In Dietlingen umrahmte der Posaunenchor die Eröffnung durch St. Nikolaus und Bürgermeister Steffen Bochinger, schön war der Gesangsauftritt einer Gruppe von Flüchtlingskindern unter Leitung von Judith Tollot. Es gab Weihnachtsgebäck für alle. Wer etwas später am Abend zum Nikolausmarkt kam, kam aber ebenfalls auf seine Kosten. Zahlreiche Vereine und Vereinsmitglieder hatten wieder kräftig Hand angelegt, damit sich alle Besucher wohlfühlen konnten. „Wieder einmal sehr gelungen“ lautete dann das Lob an den Hauptorganisator Jost Brade. os

Wer Weihnachtsmärkte liebt, der sollte sich einen Besuch des Eisinger Weihnachtsmarktes nicht entgehen lassen.

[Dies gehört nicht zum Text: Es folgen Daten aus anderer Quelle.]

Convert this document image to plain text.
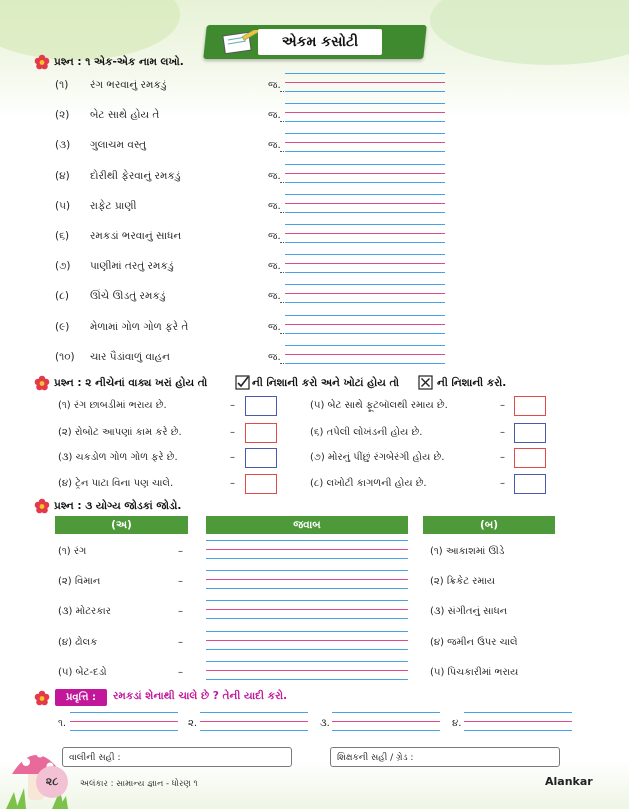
એકમ કસોટી
પ્રશ્ન : ૧ એક-એક નામ લખો.
(૧) રંગ ભરવાનું રમકડું	જ.
(૨) બેટ સાથે હોય તે	જ.
(૩) ગુલાચમ વસ્તુ	જ.
(૪) દોરીથી ફેરવાનું રમકડું	જ.
(૫) રાફેટ પ્રાણી	જ.
(૬) રમકડાં ભરવાનું સાધન	જ.
(૭) પાણીમાં તરતું રમકડું	જ.
(૮) ઊંચે ઊડતું રમકડું	જ.
(૯) મેળામાં ગોળ ગોળ ફરે તે	જ.
(૧૦) ચાર પૈડાંવાળું વાહન	જ.
પ્રશ્ન : ૨ નીચેનાં વાક્ય ખરાં હોય તો	ની નિશાની કરો અને ખોટાં હોય તો ☒ ની નિશાની કરો.
(૧) રંગ છાબડીમાં ભરાય છે.	–
(૨) રોબોટ આપણાં કામ કરે છે.	–
(૩) ચકડોળ ગોળ ગોળ ફરે છે.	–
(૪) ટ્રેન પાટા વિના પણ ચાલે.	–
(૫) બેટ સાથે ફૂટબૉલથી રમાય છે.	–
(૬) તપેલી લોખંડની હોય છે.	–
(૭) મોરનું પીંછું રંગબેરંગી હોય છે.	–
(૮) લખોટી કાગળની હોય છે.	–
પ્રશ્ન : ૩ યોગ્ય જોડકાં જોડો.
(અ)	જવાબ	(બ)
(૧) રંગ	–	(૧) આકાશમાં ઊડે
(૨) વિમાન	–	(૨) ક્રિકેટ રમાય
(૩) મોટરકાર	–	(૩) સંગીતનું સાધન
(૪) ઢોલક	–	(૪) જમીન ઉપર ચાલે
(૫) બેટ-દડો	–	(૫) પિચકારીમાં ભરાય
પ્રવૃત્તિ :	રમકડાં શેનાથી ચાલે છે ? તેની યાદી કરો.
૧.	૨.	૩.	૪.
વાલીની સહી :	શિક્ષકની સહી / ગ્રેડ :
૨૮	અલંકાર : સામાન્ય જ્ઞાન - ધોરણ ૧	Alankar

Bezaubernd ist schon das Ambiente rund um die Alte Kelter und erst recht im Innern des historischen Gebäudes aus dem 16. Jahrhundert. Bürgermeister Thomas Karst als Schirmherr und Pfarrer Ralf Krust in der Rolle des „Knechts Ruprecht“ eröffneten die Veranstaltung, die eine Rekordzahl von Ausstellern anlockte: 45 Aussteller waren dabei. Hauptorganisator ist von Anfang an Andreas Überschaer, dem Bürgermeister Karst für sein Engagement dankte. Die Eröffnungsfeier umrahmten die Chorgemeinschaft „Eintracht“ und der Musikverein Eisingen. msch

Beim Besuch des Neuhausener Weihnachtsmarkts kommt dem Besucher schon von Weitem ein weihnachtlicher Duft entgegen. Auf die Vielfalt der kulinarischen, aber auch kunsthandwerklichen Besonderheiten weist Bürgermeister Oliver Korz bei der Eröffnung des Weihnachtsmarkts rund um Rathaus, Kirche, Pfarrgarten und Schwalbennest hin. „Mit 38 Ausstellern haben wir so viele wie noch nie“, freut sich Korz. Für die Kleinsten hatte der Nikolaus einen prall gefüllten Sack voller Schokolade dabei. Der Musikverein Neuhausen sorgte für einen beschwingten Auftakt. fux

Der Karlsbader Weihnachtsmarkt wurde 40 Jahre alt. „Wir freuen uns, dass sich in diesem Jahr immerhin 36 Karlsbader Vereine und Organisationen, aber auch private Marktbeschicker beteiligen. Sie alle sorgen mit ihren sehr liebevoll ausgestalteten Buden und Ständen für eine sehr anmutige Atmosphäre“, so Bürgermeister Jens Timm. i.e.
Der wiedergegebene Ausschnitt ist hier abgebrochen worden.